Sidang Cebongan, Polisi Militer Dimintai Jaminan
Editor
Sunu Dyantoro
Minggu, 23 Juni 2013 18:51 WIB
TEMPO.CO, Yogyakarta- Keluarga korban penembakan di Lembaga Pemasyarakatan Cebongan, Sleman dan Keluarga Komunitas Nusa Tenggara Timur mendesak sidang kasus itu bebas dari intimidasi. Keluarga juga meminta mantan Kepala Kepolisian Daerah Istimewa Yogyakarta, Sabar Rahardjo dihadirkan sebagai saksi dalam persidangan. Senin 24 Juni 2013 ini, Pengadilan Militer Yogyakarta kembali menyidangkan kasus Cebongan.
Vicktor Manbait, kakak korban penembakan, berharap persidangan selanjutnya mendatangkan mantan Kepala Kepolisian DIY sebagai saksi. Sebab, Kapolda DIY sempat berkomunikasi dengan Kepala Lapas Cebongan sebelum tragedi pembunuhan terjadi. "Kapolda dapat memberikan kesaksian apakah benar tidak ada tekanan atau deal dengan pihak tertentu untuk pemindahan keempat tahanan," katanya ketika dihubungi, Ahad 23 Juni 2013.
Viktor meminta polisi militer memberikan jaminan rasa aman kepada semua orang yang datang ke persidangan lanjutan. Ia menyayangkan adanya insiden sekelompok orang dalam persidangan perdana kasus Cebongan pada Kamis, 20 Juni 2013 di Yogyakarta.
Menurut dia, polisi militer dalam sidang perdana itu belum mampu memberikan rasa aman. Padahal, siapa pun berhak melihat proses peradilan yang jujur. "Aparat hanya menonton saat muncul insiden. Kami berharap tidak terjadi intimidasi dalam proses persidangan selanjutnya," kata dia.
Ia mengatakan intimidasi akan membuat para saksi tertekan karena peradilan yang jujur dan bebas tidak berjalan. Padahal, dalam persidangan diperlukan keterangan para saksi sebagai kunci mengungkap kasus pembantaian keluarganya.
Ketua Paguyuban Flores, Sumba, Timor, dan Alor (Flobamora), Hillarius Merro berharap polisi militer mampu mengantisipasi intimidasi dan provokasi dari sekelompok orang dalam persidangan lanjutan. Tekanan dari sekelompok orang berbahaya karena akan mempengaruhi kelancaran persidangan. "Biarkan sidang berjalan fair. Jangan ada tekanan yang bisa mengganggu independensi persidangan," kata dia.

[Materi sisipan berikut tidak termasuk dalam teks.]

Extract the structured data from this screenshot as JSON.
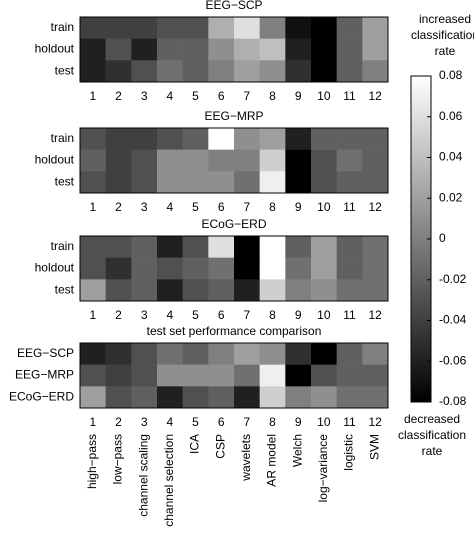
{
  "chart_data": [
    {
      "type": "heatmap",
      "title": "EEG−SCP",
      "categories": [
        "1",
        "2",
        "3",
        "4",
        "5",
        "6",
        "7",
        "8",
        "9",
        "10",
        "11",
        "12"
      ],
      "rows": [
        "train",
        "holdout",
        "test"
      ],
      "values": [
        [
          -0.04,
          -0.04,
          -0.04,
          -0.03,
          -0.03,
          0.03,
          0.06,
          0.0,
          -0.07,
          -0.08,
          -0.02,
          0.02
        ],
        [
          -0.06,
          -0.03,
          -0.06,
          -0.02,
          -0.02,
          0.01,
          0.03,
          0.04,
          -0.06,
          -0.08,
          -0.02,
          0.02
        ],
        [
          -0.06,
          -0.05,
          -0.03,
          -0.01,
          -0.02,
          0.0,
          0.02,
          0.01,
          -0.05,
          -0.08,
          -0.02,
          0.0
        ]
      ]
    },
    {
      "type": "heatmap",
      "title": "EEG−MRP",
      "categories": [
        "1",
        "2",
        "3",
        "4",
        "5",
        "6",
        "7",
        "8",
        "9",
        "10",
        "11",
        "12"
      ],
      "rows": [
        "train",
        "holdout",
        "test"
      ],
      "values": [
        [
          -0.03,
          -0.04,
          -0.04,
          -0.03,
          -0.02,
          0.08,
          0.01,
          0.02,
          -0.06,
          -0.02,
          -0.02,
          -0.02
        ],
        [
          -0.02,
          -0.04,
          -0.03,
          0.01,
          0.01,
          0.0,
          0.0,
          0.05,
          -0.08,
          -0.03,
          -0.01,
          -0.02
        ],
        [
          -0.03,
          -0.04,
          -0.03,
          0.01,
          0.01,
          0.01,
          -0.01,
          0.07,
          -0.08,
          -0.03,
          -0.02,
          -0.02
        ]
      ]
    },
    {
      "type": "heatmap",
      "title": "ECoG−ERD",
      "categories": [
        "1",
        "2",
        "3",
        "4",
        "5",
        "6",
        "7",
        "8",
        "9",
        "10",
        "11",
        "12"
      ],
      "rows": [
        "train",
        "holdout",
        "test"
      ],
      "values": [
        [
          -0.03,
          -0.03,
          -0.02,
          -0.06,
          -0.03,
          0.06,
          -0.08,
          0.08,
          -0.02,
          0.02,
          -0.02,
          -0.01
        ],
        [
          -0.03,
          -0.05,
          -0.02,
          -0.03,
          -0.02,
          -0.01,
          -0.08,
          0.08,
          -0.01,
          0.02,
          -0.02,
          -0.01
        ],
        [
          0.02,
          -0.03,
          -0.02,
          -0.06,
          -0.03,
          -0.02,
          -0.06,
          0.05,
          0.0,
          0.01,
          -0.01,
          -0.01
        ]
      ]
    },
    {
      "type": "heatmap",
      "title": "test set performance comparison",
      "categories": [
        "1",
        "2",
        "3",
        "4",
        "5",
        "6",
        "7",
        "8",
        "9",
        "10",
        "11",
        "12"
      ],
      "category_names": [
        "high−pass",
        "low−pass",
        "channel scaling",
        "channel selection",
        "ICA",
        "CSP",
        "wavelets",
        "AR model",
        "Welch",
        "log−variance",
        "logistic",
        "SVM"
      ],
      "rows": [
        "EEG−SCP",
        "EEG−MRP",
        "ECoG−ERD"
      ],
      "values": [
        [
          -0.06,
          -0.05,
          -0.03,
          -0.01,
          -0.02,
          0.0,
          0.02,
          0.01,
          -0.05,
          -0.08,
          -0.02,
          0.0
        ],
        [
          -0.03,
          -0.04,
          -0.03,
          0.01,
          0.01,
          0.01,
          -0.01,
          0.07,
          -0.08,
          -0.03,
          -0.02,
          -0.02
        ],
        [
          0.02,
          -0.03,
          -0.02,
          -0.06,
          -0.03,
          -0.02,
          -0.06,
          0.05,
          0.0,
          0.01,
          -0.01,
          -0.01
        ]
      ]
    },
    {
      "type": "colorbar",
      "top_label": [
        "increased",
        "classification",
        "rate"
      ],
      "bottom_label": [
        "decreased",
        "classification",
        "rate"
      ],
      "ylim": [
        -0.08,
        0.08
      ],
      "yticks": [
        -0.08,
        -0.06,
        -0.04,
        -0.02,
        0,
        0.02,
        0.04,
        0.06,
        0.08
      ]
    }
  ]
}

Ia berpesan kepada seluruh masyarakat asal NTT di Yogyakarta untuk tidak gampang terpancing oleh provokasi sekelompok orang. Dengan begitu, masyarakat NTT tidak perlu berbondong-bondong hadir dalam persidangan.
Sementara itu, sedikitnya 50 warga Yogyakarta dari berbagai elemen mendatangi Lembaga Pemasyarakatan Kelas IIB Sleman atau Cebongan, kemarin. Mereka mengirim surat kepada kepala LP Cebongan untuk meminta para saksi tidaaak menggunakan telekonferensi saat sidang.
Surat terbuka ditulis dengan tangan, bukan ketikan itu diserahkan langsung kepada pejabat LP Cebongan diwakili Kepala Bagian Tata Usaha Aris Bimo oleh Koordinator Elemen Masyarakat Yogyakarta Pendukung Keadilan Agung Murharjanto. "Kami menolak kesaksian telekonferensi karena tidak ada urgensinya," kata Agung. Sebab, kata dia pengadilan itu sifatnya terbuka untuk umum. Jika saksi tidak hadir langsung di persidangan dikhawatirkan ada intervensi.
Elemen dari FKPPI, Paksikaton, Face of Jogja, Forum Jogja Rembug, Srikandi Mataram, dan beberapa elemen mempertanyakan alasan saksi tahanan dan sipir enggan datang ke pengadilan. Apalagi jarak antara LP Cebongan dan Pengadilan Militer II-11 Yogyakarta tidak jauh. Secara teknis pun, sangat memungkinkan untuk dihadirkan.
Sebanyak 42 saksi, 11 sipir dan 31 tahanan menjadi saksi kasus penyerangan Cebongan 23 Maret 2013. Akibat penyerangan oleh anggota Kopassus Grup 2 Kandang Menjangan Kartosuro, Sukoharjo, 4 tahanan titipan Polda Daerah Istimewa Yogyakarta tewas mengenaskan dengan luka tembak. Keempat tahanan itu merupakan tersangka penganiayaan Sersan Kepala Heru Santoso, anggota Kopassus di Hugo's Cafe, 19 Maret 2013.